Mark a test to be used as a dependency for other tests or to depend on other tests.

This will cause the test results to be registered internally and thus other tests may depend on the test. The list of dependencies for the test may be set in the depends argument.

Parameters:
  • name (str) – the name of the test to be used for referencing by dependent tests. If not set, it defaults to the node ID defined by pytest. The name must be unique.
  • depends (iterable of str) – dependencies, a list of names of tests that this test depends on.

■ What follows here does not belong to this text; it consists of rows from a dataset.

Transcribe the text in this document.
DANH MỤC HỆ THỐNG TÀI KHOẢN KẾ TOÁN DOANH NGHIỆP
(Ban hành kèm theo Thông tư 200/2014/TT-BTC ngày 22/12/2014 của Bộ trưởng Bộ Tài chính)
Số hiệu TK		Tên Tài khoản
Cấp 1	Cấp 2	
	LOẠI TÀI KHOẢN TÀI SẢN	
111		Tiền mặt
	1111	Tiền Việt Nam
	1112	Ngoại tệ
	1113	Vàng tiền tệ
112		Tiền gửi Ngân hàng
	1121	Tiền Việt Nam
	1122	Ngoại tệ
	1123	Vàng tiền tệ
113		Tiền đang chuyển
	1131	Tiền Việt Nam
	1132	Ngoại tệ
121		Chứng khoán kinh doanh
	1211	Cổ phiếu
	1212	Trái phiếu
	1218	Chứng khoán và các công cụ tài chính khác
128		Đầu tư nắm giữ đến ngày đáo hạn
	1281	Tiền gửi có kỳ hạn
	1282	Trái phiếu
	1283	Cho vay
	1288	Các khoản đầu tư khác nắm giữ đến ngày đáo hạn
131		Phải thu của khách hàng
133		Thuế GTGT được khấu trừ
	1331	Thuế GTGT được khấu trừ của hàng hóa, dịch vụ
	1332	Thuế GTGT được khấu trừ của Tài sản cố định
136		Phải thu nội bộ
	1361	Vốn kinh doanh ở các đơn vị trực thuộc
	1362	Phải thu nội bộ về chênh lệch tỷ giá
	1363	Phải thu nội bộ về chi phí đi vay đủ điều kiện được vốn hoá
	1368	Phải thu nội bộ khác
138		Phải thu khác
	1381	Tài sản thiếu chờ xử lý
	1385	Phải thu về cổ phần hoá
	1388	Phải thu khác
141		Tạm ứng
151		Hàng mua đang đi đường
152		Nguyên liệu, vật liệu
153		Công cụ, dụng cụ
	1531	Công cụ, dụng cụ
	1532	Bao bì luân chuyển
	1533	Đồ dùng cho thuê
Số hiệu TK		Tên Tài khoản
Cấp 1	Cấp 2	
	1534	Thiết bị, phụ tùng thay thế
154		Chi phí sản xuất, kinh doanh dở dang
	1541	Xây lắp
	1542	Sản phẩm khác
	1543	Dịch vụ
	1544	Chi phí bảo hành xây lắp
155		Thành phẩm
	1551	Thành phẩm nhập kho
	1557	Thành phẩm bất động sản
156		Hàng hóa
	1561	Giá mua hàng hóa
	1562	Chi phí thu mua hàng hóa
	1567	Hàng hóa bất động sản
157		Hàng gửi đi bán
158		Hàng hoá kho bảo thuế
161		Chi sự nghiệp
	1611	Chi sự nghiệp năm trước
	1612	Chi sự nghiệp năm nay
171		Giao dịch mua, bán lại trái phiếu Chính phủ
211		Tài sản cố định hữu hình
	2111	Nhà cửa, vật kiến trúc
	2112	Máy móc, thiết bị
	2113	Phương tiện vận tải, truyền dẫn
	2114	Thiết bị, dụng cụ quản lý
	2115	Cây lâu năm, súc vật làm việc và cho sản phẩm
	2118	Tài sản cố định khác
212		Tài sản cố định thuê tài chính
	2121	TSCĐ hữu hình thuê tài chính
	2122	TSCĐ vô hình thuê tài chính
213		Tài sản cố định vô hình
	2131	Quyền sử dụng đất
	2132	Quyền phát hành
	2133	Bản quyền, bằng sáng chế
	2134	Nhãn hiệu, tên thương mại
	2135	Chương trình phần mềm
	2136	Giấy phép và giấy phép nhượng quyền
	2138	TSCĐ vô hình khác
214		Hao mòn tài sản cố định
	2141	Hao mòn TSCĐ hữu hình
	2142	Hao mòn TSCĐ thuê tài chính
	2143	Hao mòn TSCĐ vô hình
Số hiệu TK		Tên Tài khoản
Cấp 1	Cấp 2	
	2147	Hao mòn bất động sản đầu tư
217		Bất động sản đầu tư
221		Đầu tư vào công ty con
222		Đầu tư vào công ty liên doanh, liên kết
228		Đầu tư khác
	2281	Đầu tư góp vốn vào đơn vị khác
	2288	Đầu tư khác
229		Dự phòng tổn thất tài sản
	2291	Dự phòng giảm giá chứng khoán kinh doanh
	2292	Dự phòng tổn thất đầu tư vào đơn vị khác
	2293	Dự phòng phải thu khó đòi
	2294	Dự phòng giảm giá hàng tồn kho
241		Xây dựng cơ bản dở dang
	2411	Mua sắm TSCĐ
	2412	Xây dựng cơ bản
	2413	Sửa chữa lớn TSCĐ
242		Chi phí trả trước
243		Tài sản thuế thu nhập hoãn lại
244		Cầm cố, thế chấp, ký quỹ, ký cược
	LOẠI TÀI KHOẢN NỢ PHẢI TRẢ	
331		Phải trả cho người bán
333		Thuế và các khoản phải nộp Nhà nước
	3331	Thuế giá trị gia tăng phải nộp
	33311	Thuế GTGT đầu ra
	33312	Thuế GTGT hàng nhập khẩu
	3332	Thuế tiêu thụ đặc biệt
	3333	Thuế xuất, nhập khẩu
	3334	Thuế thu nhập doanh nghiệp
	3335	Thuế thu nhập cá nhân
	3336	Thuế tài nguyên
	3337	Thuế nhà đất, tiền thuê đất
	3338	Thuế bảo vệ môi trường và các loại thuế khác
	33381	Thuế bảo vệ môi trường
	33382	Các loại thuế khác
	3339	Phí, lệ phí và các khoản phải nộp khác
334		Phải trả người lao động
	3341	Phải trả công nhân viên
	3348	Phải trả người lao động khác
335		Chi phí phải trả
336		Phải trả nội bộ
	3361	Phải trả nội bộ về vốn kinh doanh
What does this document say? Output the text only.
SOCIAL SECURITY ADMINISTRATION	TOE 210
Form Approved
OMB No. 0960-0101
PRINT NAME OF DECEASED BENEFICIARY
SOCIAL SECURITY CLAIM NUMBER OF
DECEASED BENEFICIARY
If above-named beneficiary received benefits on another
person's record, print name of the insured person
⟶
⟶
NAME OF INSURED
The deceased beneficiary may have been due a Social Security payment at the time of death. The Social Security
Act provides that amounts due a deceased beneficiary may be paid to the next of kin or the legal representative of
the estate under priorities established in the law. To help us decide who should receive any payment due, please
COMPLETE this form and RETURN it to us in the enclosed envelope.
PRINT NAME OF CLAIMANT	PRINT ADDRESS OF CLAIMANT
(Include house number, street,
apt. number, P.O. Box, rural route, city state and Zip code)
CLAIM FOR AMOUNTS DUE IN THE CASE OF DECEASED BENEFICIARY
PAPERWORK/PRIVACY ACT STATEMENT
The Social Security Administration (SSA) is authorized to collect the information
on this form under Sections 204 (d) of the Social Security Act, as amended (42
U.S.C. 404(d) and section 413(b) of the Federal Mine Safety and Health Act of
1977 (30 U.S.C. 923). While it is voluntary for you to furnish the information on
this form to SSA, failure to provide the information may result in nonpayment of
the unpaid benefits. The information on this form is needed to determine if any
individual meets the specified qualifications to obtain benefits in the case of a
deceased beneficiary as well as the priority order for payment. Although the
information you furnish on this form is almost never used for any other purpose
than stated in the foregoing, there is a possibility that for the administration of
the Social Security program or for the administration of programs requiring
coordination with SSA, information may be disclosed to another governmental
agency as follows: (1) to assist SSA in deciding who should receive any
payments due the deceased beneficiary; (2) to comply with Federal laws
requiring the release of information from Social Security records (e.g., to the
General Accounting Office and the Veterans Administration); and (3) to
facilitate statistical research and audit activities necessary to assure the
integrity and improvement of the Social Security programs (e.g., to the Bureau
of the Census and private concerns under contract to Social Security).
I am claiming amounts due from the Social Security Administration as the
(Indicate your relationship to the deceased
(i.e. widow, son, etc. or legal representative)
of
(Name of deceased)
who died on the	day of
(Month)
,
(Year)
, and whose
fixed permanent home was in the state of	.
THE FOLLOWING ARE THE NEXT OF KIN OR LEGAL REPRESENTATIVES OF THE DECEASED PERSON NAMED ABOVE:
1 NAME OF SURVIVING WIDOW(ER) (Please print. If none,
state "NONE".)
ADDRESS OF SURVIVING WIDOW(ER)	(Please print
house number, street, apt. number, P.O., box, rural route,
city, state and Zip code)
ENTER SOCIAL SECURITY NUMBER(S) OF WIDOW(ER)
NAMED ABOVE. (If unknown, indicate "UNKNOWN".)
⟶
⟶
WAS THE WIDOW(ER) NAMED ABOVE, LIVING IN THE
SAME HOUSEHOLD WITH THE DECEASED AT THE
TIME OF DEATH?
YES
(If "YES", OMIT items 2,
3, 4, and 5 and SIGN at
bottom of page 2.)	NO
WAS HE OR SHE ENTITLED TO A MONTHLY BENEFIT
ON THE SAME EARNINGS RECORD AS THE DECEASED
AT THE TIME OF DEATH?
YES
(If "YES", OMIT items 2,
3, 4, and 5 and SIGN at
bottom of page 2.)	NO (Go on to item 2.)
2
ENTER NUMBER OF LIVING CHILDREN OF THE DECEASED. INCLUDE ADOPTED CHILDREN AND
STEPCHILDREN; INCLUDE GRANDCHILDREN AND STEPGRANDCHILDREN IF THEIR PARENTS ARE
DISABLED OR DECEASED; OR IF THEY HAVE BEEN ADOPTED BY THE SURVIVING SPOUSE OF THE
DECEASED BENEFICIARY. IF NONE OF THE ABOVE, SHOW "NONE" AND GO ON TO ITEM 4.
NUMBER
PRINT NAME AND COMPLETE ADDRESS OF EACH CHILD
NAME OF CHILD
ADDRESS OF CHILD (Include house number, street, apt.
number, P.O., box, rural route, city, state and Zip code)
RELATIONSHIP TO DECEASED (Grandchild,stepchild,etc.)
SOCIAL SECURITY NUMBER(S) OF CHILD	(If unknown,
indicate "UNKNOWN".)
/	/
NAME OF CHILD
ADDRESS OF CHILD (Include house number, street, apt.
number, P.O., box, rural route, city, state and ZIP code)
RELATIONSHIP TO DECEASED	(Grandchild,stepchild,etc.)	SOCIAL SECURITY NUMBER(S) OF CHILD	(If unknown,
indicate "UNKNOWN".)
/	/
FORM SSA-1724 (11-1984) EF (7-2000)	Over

The test will be skipped unless all of the dependencies have been run successfully. The dependencies must also have been decorated by the marker. The names of the dependencies must be adapted to the scope.
  • scope (str) – the scope to search for the dependencies. Must be either ‘session’, ‘package’, ‘module’, or ‘class’.

See Section Names for details on the default name if the name argument is not set and on how references in the depends argument must be adapted to the scope.

Changed in version 0.5.0: the scope parameter has been added.

pytest_dependency.depends(request, other, scope='module')

Add dependency on other test.

Call pytest.skip() unless a successful outcome of all of the tests in other has been registered previously. This has the same effect as the depends keyword argument to the pytest.mark.dependency() marker. In contrast to the marker, this function may be called at runtime during a test.

Parameters:
  • request – the value of the request pytest fixture related to the current test.
  • other (iterable of str) – dependencies, a list of names of tests that this test depends on. The names of the dependencies must be adapted to the scope.
  • scope (str) – the scope to search for the dependencies. Must be either ‘session’, ‘package’, ‘module’, or ‘class’.

New in version 0.2.

Changed in version 0.5.0: the scope parameter has been added.